De qualquer forma não há senso de antecipação nenhum, assim como não há paixão. Quem assiste sabe exatamente o que vai acontecer. Até mesmo o figurino entrega: quando está com Harry, Lucy veste roupas minimalistas, em preto e branco ou cor de joia; quando viaja com John, usa um vestido fluido em tons rosados pastel com babados e aplicações de flores. Quer algo mais explícito no sentido de construção visual de frieza versus romance do que isso?
Não é dizer que Amores Materialistas seja um filme feio de olhar. Pelo contrário, Celine Song, acerta muito na composição das cenas e se tudo estiver perdido, ainda temos um elenco colírio. O triste é, depois de um roteiro tão maduro como de Vidas Passadas, lidar com um em que todas as escolhas parecem rasas e sem peso algum e os personagens não se desenvolvem no processo, nem temos chance de conhecê-los para além do que eles simbolizam.
Na comédia romântica convencional se constrói habilidosamente a ilusão do amor romântico e apaixonado enquanto aqui, desde o começo, o que se espera é que a pessoa espectadora se contente com o “aceitável”. Namorar Harry é aceitável porque ele é rico, gentil e agradável: agrega valor. Namorar John é aceitável porque, apesar de pobre, ele promete se esforçar e eles compartilham de uma história. Ninguém tem sentimentos. Ninguém está interessado em ninguém. Todos apenas se conformam com as opções apresentadas.
Celine Song passou todo o período de divulgação do filme comentando sobre como esses gêneros considerados tradicionalmente femininos (comédias românticas, comédias malucas, “filmes de mulher”), não são levados a sério e são menosprezados de uma maneira geral.
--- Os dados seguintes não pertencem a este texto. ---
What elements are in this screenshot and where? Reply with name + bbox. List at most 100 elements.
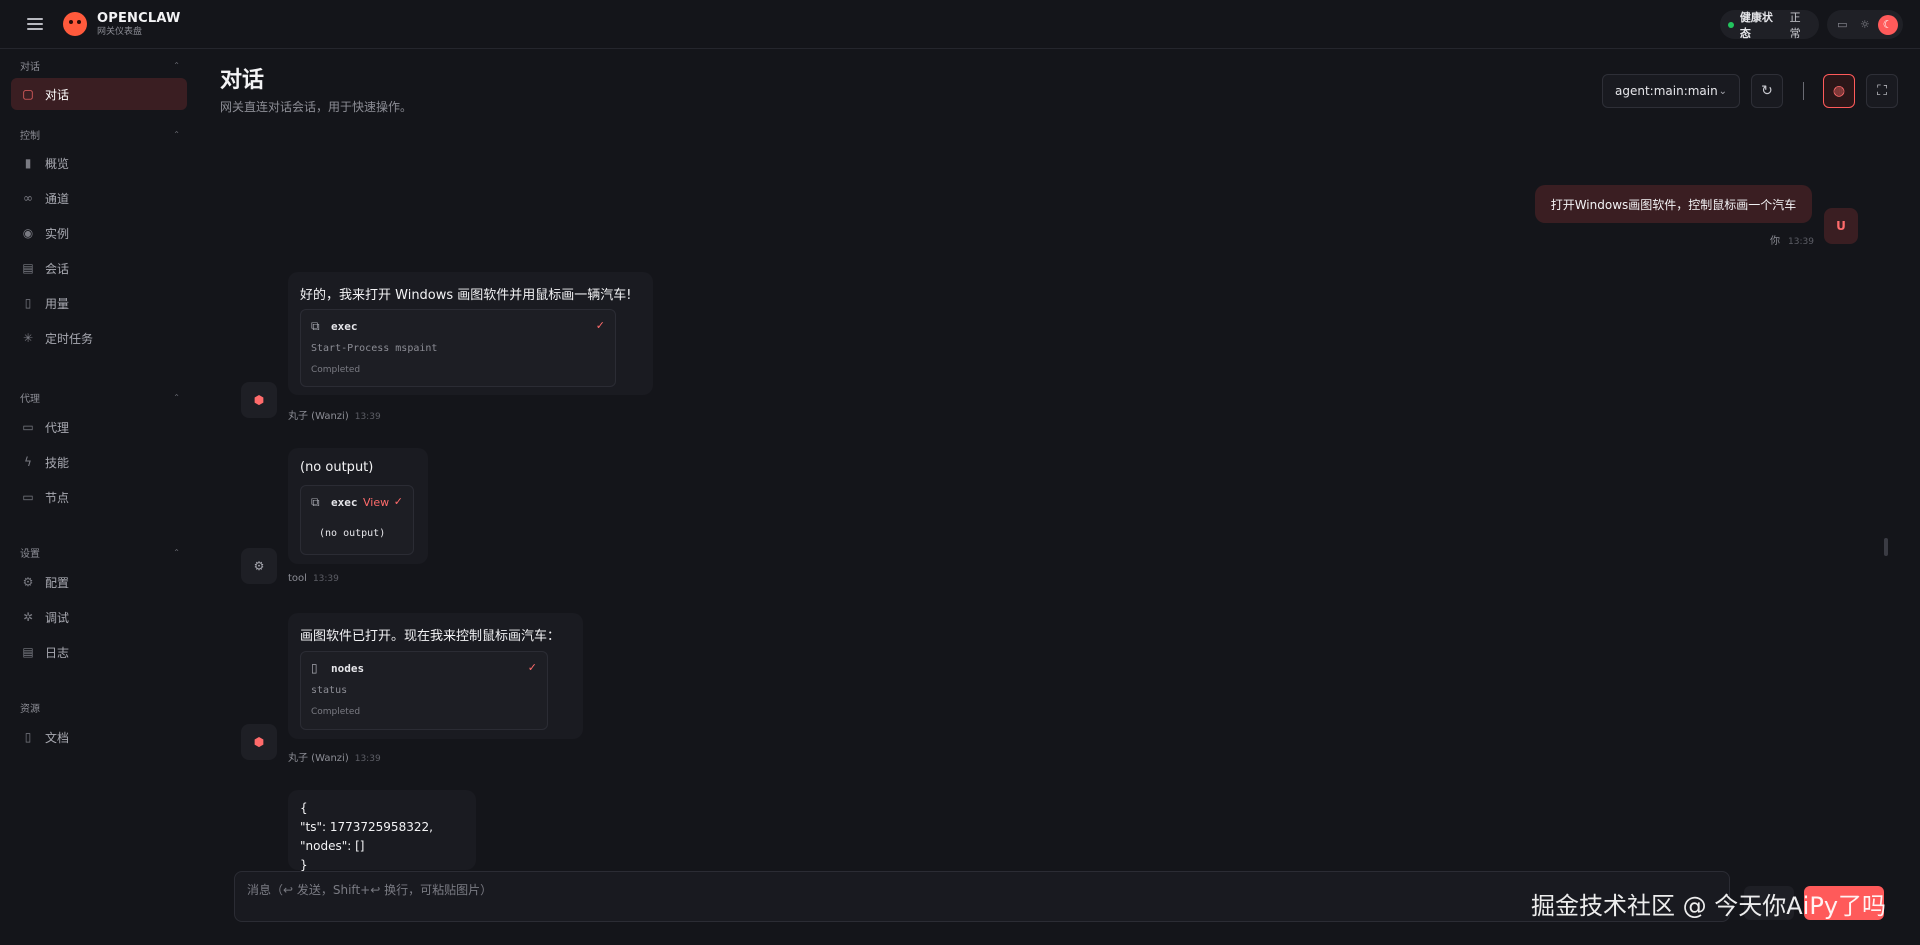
- page-title: 对话: [220, 68, 265, 93]
- sidebar-section-settings[interactable]: 设置 ⌃: [20, 545, 180, 560]
- sidebar-item-chat[interactable]: ▢ 对话: [11, 78, 187, 110]
- focus-mode-button[interactable]: ⛶: [1866, 74, 1898, 108]
- tool-name: exec: [331, 320, 358, 333]
- bug-icon: ✲: [22, 610, 34, 624]
- sidebar-item-logs[interactable]: ▤ 日志: [11, 636, 187, 668]
- json-message-bubble: { "ts": 1773725958322, "nodes": [] }: [288, 790, 476, 872]
- tool-message-bubble: (no output) ⧉ exec View ✓ (no output): [288, 448, 428, 564]
- check-icon: ✓: [527, 661, 537, 674]
- theme-switcher: ▭ ☼ ☾: [1827, 10, 1903, 39]
- tool-status: Completed: [311, 707, 361, 717]
- chevron-up-icon: ⌃: [173, 393, 180, 402]
- message-meta: 丸子 (Wanzi) 13:39: [288, 411, 381, 422]
- bolt-icon: ϟ: [24, 455, 32, 469]
- user-message-text: 打开Windows画图软件，控制鼠标画一个汽车: [1550, 197, 1797, 212]
- message-meta: 丸子 (Wanzi) 13:39: [288, 753, 381, 764]
- chevron-down-icon: ⌄: [1718, 85, 1727, 97]
- health-value: 正常: [1789, 10, 1801, 40]
- book-icon: ▯: [24, 730, 32, 744]
- assistant-message-text: 画图软件已打开。现在我来控制鼠标画汽车：: [300, 629, 561, 644]
- folder-icon: ▭: [22, 420, 34, 434]
- user-message-bubble: 打开Windows画图软件，控制鼠标画一个汽车: [1535, 185, 1812, 223]
- health-label: 健康状态: [1739, 10, 1773, 40]
- chevron-up-icon: ⌃: [173, 130, 180, 139]
- assistant-message-bubble: 画图软件已打开。现在我来控制鼠标画汽车： ▯ nodes ✓ status Co…: [288, 613, 583, 739]
- monitor-icon: ▭: [22, 490, 34, 504]
- sidebar-item-agents[interactable]: ▭ 代理: [11, 411, 187, 443]
- user-avatar: U: [1824, 208, 1858, 244]
- moon-theme-icon[interactable]: ☾: [1877, 14, 1898, 35]
- chat-icon: ▢: [22, 87, 34, 101]
- tool-call-card[interactable]: ⧉ exec View ✓ (no output): [300, 485, 414, 555]
- agent-select-value: agent:main:main: [1615, 84, 1718, 98]
- sun-theme-icon[interactable]: ☼: [1855, 15, 1875, 35]
- sidebar-item-usage[interactable]: ▯ 用量: [11, 287, 187, 319]
- check-icon: ✓: [393, 495, 403, 508]
- top-bar: OPENCLAW 网关仪表盘: [0, 0, 1920, 49]
- loader-icon: ✳: [22, 331, 34, 345]
- message-meta: tool 13:39: [288, 573, 339, 584]
- json-line: {: [300, 801, 308, 815]
- brain-icon: ◍: [1832, 83, 1846, 99]
- file-text-icon: ▤: [22, 645, 34, 659]
- assistant-avatar-icon: ⬢: [241, 382, 277, 418]
- usage-chart-icon: ▯: [24, 296, 32, 310]
- sidebar-item-overview[interactable]: ▮ 概览: [11, 147, 187, 179]
- focus-icon: ⛶: [1877, 83, 1887, 99]
- thinking-toggle-button[interactable]: ◍: [1823, 74, 1855, 108]
- json-line: "ts": 1773725958322,: [300, 820, 433, 834]
- sidebar-section-resources: 资源: [20, 704, 40, 715]
- sidebar-item-docs[interactable]: ▯ 文档: [11, 721, 187, 753]
- assistant-message-bubble: 好的，我来打开 Windows 画图软件并用鼠标画一辆汽车! ⧉ exec ✓ …: [288, 272, 653, 395]
- tool-call-card[interactable]: ⧉ exec ✓ Start-Process mspaint Completed: [300, 309, 616, 387]
- sidebar-item-cron[interactable]: ✳ 定时任务: [11, 322, 187, 354]
- link-icon: ∞: [23, 191, 33, 205]
- json-line: }: [300, 858, 308, 872]
- view-link[interactable]: View: [363, 496, 389, 509]
- page-subtitle: 网关直连对话会话，用于快速操作。: [220, 100, 413, 114]
- sidebar-section-chat[interactable]: 对话 ⌃: [20, 58, 180, 73]
- status-dot-icon: [1728, 21, 1734, 28]
- sidebar-item-skills[interactable]: ϟ 技能: [11, 446, 187, 478]
- sidebar-item-config[interactable]: ⚙ 配置: [11, 566, 187, 598]
- refresh-icon: ↻: [1761, 83, 1773, 99]
- refresh-button[interactable]: ↻: [1751, 74, 1783, 108]
- sidebar-section-control[interactable]: 控制 ⌃: [20, 127, 180, 142]
- phone-icon: ▯: [311, 661, 318, 675]
- divider: [1803, 82, 1804, 100]
- tool-call-card[interactable]: ▯ nodes ✓ status Completed: [300, 651, 548, 730]
- tool-output: (no output): [319, 528, 386, 539]
- tool-name: exec: [331, 496, 358, 509]
- sidebar-section-agent[interactable]: 代理 ⌃: [20, 390, 180, 405]
- watermark: 掘金技术社区 @ 今天你AiPy了吗: [1531, 892, 1887, 920]
- document-icon: ▤: [22, 261, 34, 275]
- user-message-meta: 你 13:39: [1770, 236, 1814, 247]
- sidebar-item-channels[interactable]: ∞ 通道: [11, 182, 187, 214]
- sidebar-item-debug[interactable]: ✲ 调试: [11, 601, 187, 633]
- chevron-up-icon: ⌃: [173, 548, 180, 557]
- tool-avatar-gear-icon: ⚙: [241, 548, 277, 584]
- sidebar-item-instances[interactable]: ◉ 实例: [11, 217, 187, 249]
- message-input-placeholder: 消息（↩ 发送，Shift+↩ 换行，可粘贴图片）: [247, 883, 493, 897]
- tool-message-text: (no output): [300, 460, 374, 475]
- logo-icon: [63, 12, 87, 36]
- json-line: "nodes": []: [300, 839, 365, 853]
- message-input[interactable]: 消息（↩ 发送，Shift+↩ 换行，可粘贴图片）: [234, 871, 1730, 922]
- check-icon: ✓: [595, 319, 605, 332]
- agent-select[interactable]: agent:main:main ⌄: [1602, 74, 1740, 108]
- sidebar-item-nodes[interactable]: ▭ 节点: [11, 481, 187, 513]
- health-status-badge: 健康状态 正常: [1720, 10, 1819, 40]
- tool-command: Start-Process mspaint: [311, 343, 438, 354]
- assistant-message-text: 好的，我来打开 Windows 画图软件并用鼠标画一辆汽车!: [300, 288, 632, 303]
- tool-status: Completed: [311, 365, 361, 375]
- menu-icon[interactable]: [27, 18, 43, 30]
- scrollbar-thumb[interactable]: [1884, 538, 1888, 556]
- broadcast-icon: ◉: [22, 226, 34, 240]
- sidebar: 对话 ⌃ ▢ 对话 控制 ⌃ ▮ 概览 ∞ 通道 ◉ 实例 ▤ 会话 ▯ 用量 ✳ 定时任务 代理…: [0, 50, 198, 945]
- assistant-avatar-icon: ⬢: [241, 724, 277, 760]
- brand-title: OPENCLAW: [97, 10, 181, 26]
- monitor-theme-icon[interactable]: ▭: [1832, 15, 1852, 35]
- bar-chart-icon: ▮: [24, 156, 32, 170]
- tool-icon: ⧉: [311, 495, 320, 509]
- sidebar-item-sessions[interactable]: ▤ 会话: [11, 252, 187, 284]
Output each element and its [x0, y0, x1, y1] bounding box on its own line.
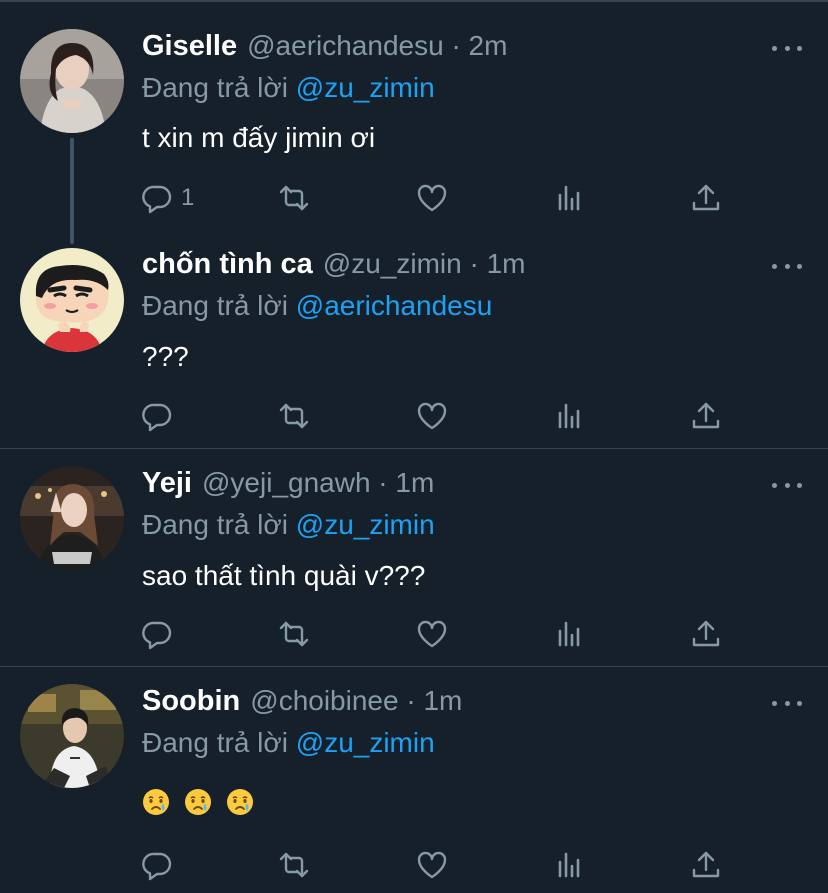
avatar[interactable] — [20, 248, 124, 352]
share-button[interactable] — [690, 398, 722, 434]
replying-to: Đang trả lời @aerichandesu — [142, 290, 492, 322]
replying-handle-link[interactable]: @zu_zimin — [296, 72, 435, 103]
tweet-text: ??? — [142, 341, 189, 372]
retweet-button[interactable] — [278, 847, 310, 883]
analytics-icon — [558, 621, 580, 647]
heart-icon — [417, 402, 447, 430]
dot-icon — [797, 482, 802, 488]
reply-button[interactable] — [141, 847, 173, 883]
replying-prefix: Đang trả lời — [142, 72, 288, 103]
replying-to: Đang trả lời @zu_zimin — [142, 509, 435, 541]
replying-handle-link[interactable]: @zu_zimin — [296, 727, 435, 758]
heart-icon — [417, 851, 447, 879]
analytics-button[interactable] — [554, 616, 586, 652]
replying-handle-link[interactable]: @aerichandesu — [296, 290, 493, 321]
retweet-icon — [279, 403, 309, 429]
replying-to: Đang trả lời @zu_zimin — [142, 727, 435, 759]
tweet-emoji-text — [142, 788, 254, 816]
reply-icon — [142, 852, 172, 881]
avatar[interactable] — [20, 466, 124, 570]
dot-icon — [784, 482, 790, 488]
tweet-text: sao thất tình quài v??? — [142, 560, 426, 591]
reply-button[interactable] — [141, 398, 173, 434]
dot-icon — [784, 263, 790, 269]
more-options-button[interactable] — [772, 38, 802, 58]
analytics-button[interactable] — [554, 398, 586, 434]
tweet-text: t xin m đấy jimin ơi — [142, 122, 376, 153]
handle-timestamp[interactable]: @zu_zimin · 1m — [323, 248, 526, 280]
retweet-icon — [279, 852, 309, 878]
retweet-icon — [279, 621, 309, 647]
share-button[interactable] — [690, 847, 722, 883]
analytics-button[interactable] — [554, 847, 586, 883]
retweet-button[interactable] — [278, 616, 310, 652]
dot-icon — [772, 263, 777, 269]
avatar[interactable] — [20, 29, 124, 133]
tweet-giselle[interactable]: Giselle @aerichandesu · 2m Đang trả lời … — [0, 0, 828, 230]
tweet-chon-tinh-ca[interactable]: chốn tình ca @zu_zimin · 1m Đang trả lời… — [0, 230, 828, 448]
handle-timestamp[interactable]: @aerichandesu · 2m — [247, 30, 507, 62]
reply-icon — [142, 621, 172, 650]
dot-icon — [772, 45, 777, 51]
share-icon — [692, 402, 720, 429]
dot-icon — [797, 263, 802, 269]
dot-icon — [784, 45, 790, 51]
dot-icon — [797, 700, 802, 706]
display-name[interactable]: Giselle — [142, 30, 237, 63]
reply-icon — [142, 185, 172, 214]
tweet-yeji[interactable]: Yeji @yeji_gnawh · 1m Đang trả lời @zu_z… — [0, 449, 828, 666]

Meu apreço por esses filmes sempre foi enorme e como todo gênero cinematográfico, trabalhar com eles implica em entender que gênero é sobre repetição e reconhecimento. Certos elementos só existem e são possíveis dentro desse mundo. O cinismo domina e hoje é fácil criticar uma comédia romântica como pouco realista, mas a proposta deve ser tão realista quanto um slasher ou uma invasão alienígena: ela só atende as demandas do próprio gênero. Da mesma forma, subversões do gênero são bem vindas, mas exigem o esforço de entender o que o faz ser o que é.
De certa forma, a traição de expectativa é que, embora a cineasta mencione esses filmes como referências e se proponha a trabalhar em cima deles, Amores Materialistas nunca se permitiu mergulhar nas convenções das comédias românticas, nem mesmo como proposta de subversão. É como se Song não considerasse o gênero bom o suficiente para os seus intentos e não se interessasse pelo romance, o que faz cair por terra todo o discurso em torno do filme. É uma pena, porque tivesse a diretora feito um esforço maior de criar uma rom-com, talvez seus personagens fossem mais vívidos.